AKP ve Neoliberal politikalar

AKP idarecileri, Neoliberal politikaların tatbikçileri olduklarını biliyorlar mı

Hemen "hayır" dememiz yeterli mi "Türkiye hükümetinin üyeleri hangi politikaları takip edeceğini bilmez mi" sorusuna da cevap vermemiz gerekiyor.

Medyadan; çoğu milletvekilinin, kanunların mahiyeti ve hikmetinden habersiz olduklarını okuyoruz. Yalnızca İstanbul Sözleşmesi değil, bir müddet önce Meclis'ten geçirilen İklim Kanunu gibi... Kanunların mahiyetini bilmemeleri, bugünün meselesi değil. AKP vekilleri ABD askerinin güneydoğumuza konuşlanmasının önünü açan 31 Mart tezkeresini de bilmeden imzalamışlardı. Vekillerin bilmeden kanunlara parmak kaldırmaları, 12 Eylül İhtilâli'nin bekçiliğini üstlenen AKP için gayet normaldir. Demokrasi ile alâkası olmayan bir yapıyı (partiyi), önceki millî hükümetler gibi halk problemlerinin çözümlerinin takipçisi zannetmek, peşinen hatadır.

AKP vekillerine ve danışmanlarına; Neoliberalizmin dayandığı felsefî fikirleri ve son altmış sene içindeki icraatlarını anlatmaya kalkıştığınızda, işiteceğiniz cevabı tahmin edebiliyorsunuz: "Bunlar komplo teorileridir..." Onların cevaplarını da anlayabiliyoruz, zira okumamışlar ve araştırmamışlar. Tecrübelerimize ve kanaatlerimize dayanarak diyoruz ki, Bediüzzaman Said Nursî'den, Sosyal Marksizm karşıtı Avrupalı düşünürlerden veya bazı enternasyonalci feylesoflardan başka, Neoliberalizmin mahiyetini bilen fikir erbabı çok azdır.

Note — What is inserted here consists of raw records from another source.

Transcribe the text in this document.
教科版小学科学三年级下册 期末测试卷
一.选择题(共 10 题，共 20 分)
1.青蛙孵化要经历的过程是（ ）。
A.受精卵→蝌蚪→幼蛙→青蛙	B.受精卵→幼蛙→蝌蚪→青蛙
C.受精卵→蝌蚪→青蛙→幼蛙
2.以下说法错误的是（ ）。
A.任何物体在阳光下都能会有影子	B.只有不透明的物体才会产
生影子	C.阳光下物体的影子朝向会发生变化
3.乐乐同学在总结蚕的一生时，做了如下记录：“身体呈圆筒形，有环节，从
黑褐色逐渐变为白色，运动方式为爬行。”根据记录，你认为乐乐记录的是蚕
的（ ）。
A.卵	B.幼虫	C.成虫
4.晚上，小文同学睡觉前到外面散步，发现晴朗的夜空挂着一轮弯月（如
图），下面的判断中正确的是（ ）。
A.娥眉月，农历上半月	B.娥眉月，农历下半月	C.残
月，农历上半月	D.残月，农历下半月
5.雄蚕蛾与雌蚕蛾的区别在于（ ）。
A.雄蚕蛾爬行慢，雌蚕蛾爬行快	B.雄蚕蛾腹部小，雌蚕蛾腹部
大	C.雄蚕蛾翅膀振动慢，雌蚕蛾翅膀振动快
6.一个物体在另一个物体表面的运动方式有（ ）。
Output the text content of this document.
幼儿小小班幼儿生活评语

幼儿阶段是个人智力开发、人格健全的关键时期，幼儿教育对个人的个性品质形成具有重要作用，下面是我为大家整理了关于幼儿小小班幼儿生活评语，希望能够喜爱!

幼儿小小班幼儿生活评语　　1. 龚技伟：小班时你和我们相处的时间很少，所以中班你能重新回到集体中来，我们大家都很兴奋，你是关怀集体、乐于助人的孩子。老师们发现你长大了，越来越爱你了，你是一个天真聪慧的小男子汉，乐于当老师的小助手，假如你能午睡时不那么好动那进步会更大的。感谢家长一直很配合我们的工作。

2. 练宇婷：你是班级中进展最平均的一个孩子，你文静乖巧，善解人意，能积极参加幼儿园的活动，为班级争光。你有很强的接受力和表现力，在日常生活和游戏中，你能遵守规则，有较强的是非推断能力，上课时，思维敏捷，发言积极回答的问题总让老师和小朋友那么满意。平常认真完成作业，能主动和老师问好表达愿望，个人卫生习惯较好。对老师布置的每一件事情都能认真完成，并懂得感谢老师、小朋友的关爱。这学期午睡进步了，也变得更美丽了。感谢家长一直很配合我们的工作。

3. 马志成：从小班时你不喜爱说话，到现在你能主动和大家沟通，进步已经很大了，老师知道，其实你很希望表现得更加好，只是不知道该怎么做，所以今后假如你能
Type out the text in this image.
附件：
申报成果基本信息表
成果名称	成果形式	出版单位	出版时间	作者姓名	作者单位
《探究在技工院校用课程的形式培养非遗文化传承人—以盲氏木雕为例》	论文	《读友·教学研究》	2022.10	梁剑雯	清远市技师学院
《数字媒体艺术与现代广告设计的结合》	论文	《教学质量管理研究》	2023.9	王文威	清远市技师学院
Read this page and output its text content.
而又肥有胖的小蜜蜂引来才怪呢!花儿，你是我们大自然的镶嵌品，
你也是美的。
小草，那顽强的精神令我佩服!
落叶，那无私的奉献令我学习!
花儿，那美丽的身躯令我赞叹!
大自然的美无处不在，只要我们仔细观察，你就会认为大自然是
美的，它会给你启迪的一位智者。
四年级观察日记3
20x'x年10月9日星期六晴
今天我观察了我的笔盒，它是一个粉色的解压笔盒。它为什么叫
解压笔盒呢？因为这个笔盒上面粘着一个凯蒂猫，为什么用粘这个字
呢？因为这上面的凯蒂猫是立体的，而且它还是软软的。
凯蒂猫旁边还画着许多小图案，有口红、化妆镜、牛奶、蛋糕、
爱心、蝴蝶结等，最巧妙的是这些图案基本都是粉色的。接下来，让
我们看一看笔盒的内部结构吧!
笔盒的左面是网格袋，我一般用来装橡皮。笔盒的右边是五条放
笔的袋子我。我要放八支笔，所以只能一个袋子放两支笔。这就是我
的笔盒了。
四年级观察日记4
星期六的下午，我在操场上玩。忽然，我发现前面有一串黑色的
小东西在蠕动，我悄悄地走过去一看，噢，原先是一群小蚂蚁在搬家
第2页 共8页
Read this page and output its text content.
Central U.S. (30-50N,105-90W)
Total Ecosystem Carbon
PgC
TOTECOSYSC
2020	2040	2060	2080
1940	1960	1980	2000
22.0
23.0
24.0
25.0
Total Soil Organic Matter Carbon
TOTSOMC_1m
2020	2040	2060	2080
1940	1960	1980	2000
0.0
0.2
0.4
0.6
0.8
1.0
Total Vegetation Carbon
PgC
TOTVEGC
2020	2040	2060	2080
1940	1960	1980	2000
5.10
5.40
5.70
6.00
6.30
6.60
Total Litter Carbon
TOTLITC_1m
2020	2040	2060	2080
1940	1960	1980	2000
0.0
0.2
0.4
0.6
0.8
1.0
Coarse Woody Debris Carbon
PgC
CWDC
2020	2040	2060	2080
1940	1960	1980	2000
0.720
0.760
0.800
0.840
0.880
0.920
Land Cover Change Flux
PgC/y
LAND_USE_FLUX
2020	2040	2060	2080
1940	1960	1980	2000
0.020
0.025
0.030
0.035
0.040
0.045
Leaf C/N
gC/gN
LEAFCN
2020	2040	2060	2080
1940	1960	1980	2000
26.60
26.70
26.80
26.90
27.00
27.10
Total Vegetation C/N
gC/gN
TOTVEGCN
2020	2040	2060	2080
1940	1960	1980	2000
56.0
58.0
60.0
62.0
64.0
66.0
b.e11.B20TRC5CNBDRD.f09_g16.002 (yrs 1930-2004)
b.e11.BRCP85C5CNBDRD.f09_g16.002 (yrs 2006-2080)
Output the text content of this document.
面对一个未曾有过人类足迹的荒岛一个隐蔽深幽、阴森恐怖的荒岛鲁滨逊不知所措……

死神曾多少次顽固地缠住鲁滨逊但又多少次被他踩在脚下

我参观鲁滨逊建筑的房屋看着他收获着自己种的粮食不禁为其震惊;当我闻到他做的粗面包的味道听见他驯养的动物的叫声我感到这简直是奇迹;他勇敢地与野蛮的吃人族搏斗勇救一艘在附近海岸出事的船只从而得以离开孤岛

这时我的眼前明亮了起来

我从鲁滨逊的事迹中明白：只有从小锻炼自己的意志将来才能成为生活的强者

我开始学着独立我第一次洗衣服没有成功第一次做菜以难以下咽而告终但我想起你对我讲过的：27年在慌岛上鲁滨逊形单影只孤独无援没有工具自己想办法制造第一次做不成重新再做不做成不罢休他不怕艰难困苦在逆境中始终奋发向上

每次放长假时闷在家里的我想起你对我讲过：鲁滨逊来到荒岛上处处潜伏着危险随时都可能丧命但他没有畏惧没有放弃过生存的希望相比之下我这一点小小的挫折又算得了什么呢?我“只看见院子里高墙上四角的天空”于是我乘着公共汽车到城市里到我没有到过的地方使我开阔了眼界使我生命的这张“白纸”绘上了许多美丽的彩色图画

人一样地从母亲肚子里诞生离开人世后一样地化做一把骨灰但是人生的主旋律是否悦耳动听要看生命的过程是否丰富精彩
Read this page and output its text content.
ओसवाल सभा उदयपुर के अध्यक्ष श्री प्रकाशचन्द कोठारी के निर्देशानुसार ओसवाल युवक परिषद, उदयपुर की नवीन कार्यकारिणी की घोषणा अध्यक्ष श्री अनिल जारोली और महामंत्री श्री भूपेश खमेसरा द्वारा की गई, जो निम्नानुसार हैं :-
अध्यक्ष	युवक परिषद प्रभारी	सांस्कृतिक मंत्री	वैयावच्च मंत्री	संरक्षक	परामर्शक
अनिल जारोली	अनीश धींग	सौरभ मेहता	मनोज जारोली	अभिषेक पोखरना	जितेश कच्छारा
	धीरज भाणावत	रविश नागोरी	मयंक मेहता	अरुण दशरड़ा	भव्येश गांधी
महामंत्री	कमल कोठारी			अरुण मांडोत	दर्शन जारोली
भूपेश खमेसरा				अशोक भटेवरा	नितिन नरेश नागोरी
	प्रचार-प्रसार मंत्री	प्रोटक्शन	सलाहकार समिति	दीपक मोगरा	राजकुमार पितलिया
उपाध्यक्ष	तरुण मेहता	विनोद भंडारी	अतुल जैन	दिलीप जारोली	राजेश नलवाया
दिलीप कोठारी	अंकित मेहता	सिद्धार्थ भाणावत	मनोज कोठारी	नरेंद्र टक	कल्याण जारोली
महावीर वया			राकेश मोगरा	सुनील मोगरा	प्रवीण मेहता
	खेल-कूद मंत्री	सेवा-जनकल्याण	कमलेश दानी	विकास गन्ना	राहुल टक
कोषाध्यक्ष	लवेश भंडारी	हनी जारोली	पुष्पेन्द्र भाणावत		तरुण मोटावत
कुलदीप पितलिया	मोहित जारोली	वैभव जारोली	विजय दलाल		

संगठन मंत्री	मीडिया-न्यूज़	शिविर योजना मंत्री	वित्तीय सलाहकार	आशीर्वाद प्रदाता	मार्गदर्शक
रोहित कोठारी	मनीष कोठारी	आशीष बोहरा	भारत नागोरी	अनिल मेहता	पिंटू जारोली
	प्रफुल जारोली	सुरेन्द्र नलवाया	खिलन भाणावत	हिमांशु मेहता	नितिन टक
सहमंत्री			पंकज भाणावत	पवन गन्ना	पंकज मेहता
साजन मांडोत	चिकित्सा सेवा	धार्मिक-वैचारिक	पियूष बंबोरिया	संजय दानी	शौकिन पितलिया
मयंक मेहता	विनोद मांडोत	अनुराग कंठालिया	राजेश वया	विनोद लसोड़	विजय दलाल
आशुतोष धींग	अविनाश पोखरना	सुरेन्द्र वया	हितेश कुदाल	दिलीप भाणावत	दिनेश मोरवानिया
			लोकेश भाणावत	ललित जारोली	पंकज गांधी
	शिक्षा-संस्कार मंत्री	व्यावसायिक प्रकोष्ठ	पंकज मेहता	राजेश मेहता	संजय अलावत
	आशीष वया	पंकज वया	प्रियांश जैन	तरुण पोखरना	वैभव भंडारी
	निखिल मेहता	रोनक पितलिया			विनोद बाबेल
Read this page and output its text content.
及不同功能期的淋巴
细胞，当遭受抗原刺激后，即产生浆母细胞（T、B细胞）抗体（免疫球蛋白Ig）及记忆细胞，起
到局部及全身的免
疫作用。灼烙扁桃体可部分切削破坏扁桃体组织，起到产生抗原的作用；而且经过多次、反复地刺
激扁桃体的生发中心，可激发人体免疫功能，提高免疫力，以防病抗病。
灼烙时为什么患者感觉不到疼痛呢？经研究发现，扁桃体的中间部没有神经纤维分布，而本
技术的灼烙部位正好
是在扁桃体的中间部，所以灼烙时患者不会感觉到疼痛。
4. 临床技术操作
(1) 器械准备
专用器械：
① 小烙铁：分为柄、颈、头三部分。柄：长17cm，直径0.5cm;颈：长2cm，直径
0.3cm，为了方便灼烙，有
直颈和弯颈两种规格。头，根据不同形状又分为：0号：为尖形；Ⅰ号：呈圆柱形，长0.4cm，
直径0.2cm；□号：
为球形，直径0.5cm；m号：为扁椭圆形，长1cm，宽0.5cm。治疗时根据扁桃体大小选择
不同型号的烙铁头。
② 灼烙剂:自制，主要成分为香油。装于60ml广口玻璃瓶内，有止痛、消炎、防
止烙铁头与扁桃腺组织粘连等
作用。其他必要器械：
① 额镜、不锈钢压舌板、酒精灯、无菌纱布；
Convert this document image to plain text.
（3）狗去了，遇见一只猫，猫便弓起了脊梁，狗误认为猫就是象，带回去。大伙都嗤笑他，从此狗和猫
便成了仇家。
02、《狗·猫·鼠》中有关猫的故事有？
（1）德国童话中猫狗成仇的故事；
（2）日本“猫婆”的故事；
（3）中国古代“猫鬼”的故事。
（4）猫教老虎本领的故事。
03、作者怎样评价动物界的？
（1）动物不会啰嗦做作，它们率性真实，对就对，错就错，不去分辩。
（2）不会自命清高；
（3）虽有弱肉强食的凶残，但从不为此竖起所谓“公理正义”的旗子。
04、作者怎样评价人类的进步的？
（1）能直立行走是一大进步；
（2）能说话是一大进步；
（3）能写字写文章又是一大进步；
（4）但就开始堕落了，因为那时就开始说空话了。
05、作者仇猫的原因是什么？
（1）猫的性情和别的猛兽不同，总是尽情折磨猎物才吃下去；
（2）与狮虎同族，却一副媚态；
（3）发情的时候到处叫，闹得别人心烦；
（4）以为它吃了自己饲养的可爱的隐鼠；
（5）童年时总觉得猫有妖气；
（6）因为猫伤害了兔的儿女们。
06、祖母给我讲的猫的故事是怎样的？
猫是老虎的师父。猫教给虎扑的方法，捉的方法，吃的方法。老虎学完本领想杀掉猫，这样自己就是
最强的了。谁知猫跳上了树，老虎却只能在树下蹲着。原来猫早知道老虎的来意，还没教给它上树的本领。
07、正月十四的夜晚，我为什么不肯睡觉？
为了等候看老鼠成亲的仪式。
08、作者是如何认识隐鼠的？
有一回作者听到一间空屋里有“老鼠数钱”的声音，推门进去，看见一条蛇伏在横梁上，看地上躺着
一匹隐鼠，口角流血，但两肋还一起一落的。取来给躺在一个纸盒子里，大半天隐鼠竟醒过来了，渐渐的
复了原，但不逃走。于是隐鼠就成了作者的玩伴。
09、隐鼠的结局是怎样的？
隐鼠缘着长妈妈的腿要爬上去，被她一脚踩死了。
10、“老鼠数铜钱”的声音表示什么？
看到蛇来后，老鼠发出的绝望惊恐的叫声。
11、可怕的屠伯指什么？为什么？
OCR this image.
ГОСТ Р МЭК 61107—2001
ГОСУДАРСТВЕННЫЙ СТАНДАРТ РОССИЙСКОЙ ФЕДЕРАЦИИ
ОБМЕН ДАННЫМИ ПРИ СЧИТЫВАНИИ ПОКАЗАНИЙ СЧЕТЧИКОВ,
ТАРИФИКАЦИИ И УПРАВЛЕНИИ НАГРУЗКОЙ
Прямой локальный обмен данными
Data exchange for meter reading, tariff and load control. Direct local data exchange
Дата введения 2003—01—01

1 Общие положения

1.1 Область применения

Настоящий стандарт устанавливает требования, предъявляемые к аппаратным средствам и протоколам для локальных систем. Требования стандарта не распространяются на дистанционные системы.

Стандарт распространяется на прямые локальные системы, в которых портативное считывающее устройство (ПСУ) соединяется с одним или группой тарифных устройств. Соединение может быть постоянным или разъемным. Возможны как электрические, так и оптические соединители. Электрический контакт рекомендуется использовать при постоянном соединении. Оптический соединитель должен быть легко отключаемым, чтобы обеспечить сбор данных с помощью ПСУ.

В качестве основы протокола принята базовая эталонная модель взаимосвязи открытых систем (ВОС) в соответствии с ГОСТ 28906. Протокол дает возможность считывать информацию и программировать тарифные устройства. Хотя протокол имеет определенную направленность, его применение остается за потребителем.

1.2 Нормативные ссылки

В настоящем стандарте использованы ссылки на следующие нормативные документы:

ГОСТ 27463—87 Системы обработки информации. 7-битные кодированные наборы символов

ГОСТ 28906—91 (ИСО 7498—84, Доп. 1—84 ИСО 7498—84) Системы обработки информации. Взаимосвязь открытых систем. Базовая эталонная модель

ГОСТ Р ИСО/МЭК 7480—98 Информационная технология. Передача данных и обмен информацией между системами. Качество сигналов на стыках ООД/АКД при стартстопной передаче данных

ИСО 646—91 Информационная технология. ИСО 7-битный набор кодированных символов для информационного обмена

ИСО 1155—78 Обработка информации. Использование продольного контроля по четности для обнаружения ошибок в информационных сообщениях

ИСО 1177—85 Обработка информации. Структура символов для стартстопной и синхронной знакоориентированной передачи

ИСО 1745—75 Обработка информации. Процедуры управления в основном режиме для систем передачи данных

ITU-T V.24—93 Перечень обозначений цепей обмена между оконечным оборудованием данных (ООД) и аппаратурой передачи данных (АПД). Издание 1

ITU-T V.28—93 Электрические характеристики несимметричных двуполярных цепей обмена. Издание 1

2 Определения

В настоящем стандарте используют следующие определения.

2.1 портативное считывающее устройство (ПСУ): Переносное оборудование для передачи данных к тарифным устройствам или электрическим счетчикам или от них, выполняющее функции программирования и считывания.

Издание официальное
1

Bediüzzaman'ın; Peygamberimizin (asm) âhirzamanla alâkalı bazı hadislerini tefsirinde değindiği "dinsizlik cereyanları" meselesindeki açıklamalar, akla kapı açacak niteliktedir. Bu tahribatçı global cereyanların; dünya hegemonyasını sağlama projeleri, özellikleri, kahramanları ve misallendirilmeleri önemlidir. Zamanımızda cemaat ve komite şekline bürünmüş söz konusu cereyanların, fikirleri ve icraatları cihetiyle eski zamanlardaki Nemrutlara ve Firavunlara benzetilmesi ilginçtir.

"İkinci cereyan ise: Tabiiyyun, maddiyyun felsefesinden tevellüt eden bir cereyan-ı nemrudâne, gittikçe Âhirzaman'da felsefe-i maddiye vasıtasıyla intişar ederek kuvvet bulup, ulûhiyeti inkâr edecek bir dereceye gelir."

Marksizm'den kaynaklanan düşüncenin orijinal ismi "inkâr-ı ulûhiyet'tir. Kendisini Yaratıcı yerine koyan bu felsefenin hedefi, Hak dinlerin toplumlardaki yansımalarını gidermek ve hayatın karelerine sızarak tevhidi, yaratılışı, temel insanî değerleri, hürriyetleri ve ahlâkı; kendi alternatifleriyle geçersiz hale getirmek... Basitten mürekkebe doğru, izini belirtmeksizin, açık hedef olmaktan kaçınarak ve insaniyetin hayvanî cihetini öne çıkararak yürüyen bu felsefe, çoğu kez yaratılış kanunlarıyla savaşa tutuşur: evrecilik... Yeşil hareketleri... İklim Kanunları... Kadın hürriyetleri... Cinsiyet üzerinden fıtratla mücadele... Belki yüzlerce tarz ve yüzlerce cihetlerden...

İşte 12 Eylül İhtilâli'nin icraatları olan dejenerasyonlar, tereddiler, tahribatlar, yenilik maskesindeki menfî dönüşümler, bilişimin yenilikleriyle devreye giren gizli müdahale sistemleri, insan nüfusunun hızlıca eritilmesi, Neoconlarla ortaklaşa çıkardıkları savaşlar, millî devletlerin bitirilmesi ve daha yüzlerce devrim! Bu tahribatların tarihçelerini ve olan bitenleri ilmî olarak ortaya getirdiğinizde, ancak felâketin farkına varabiliyorsunuz.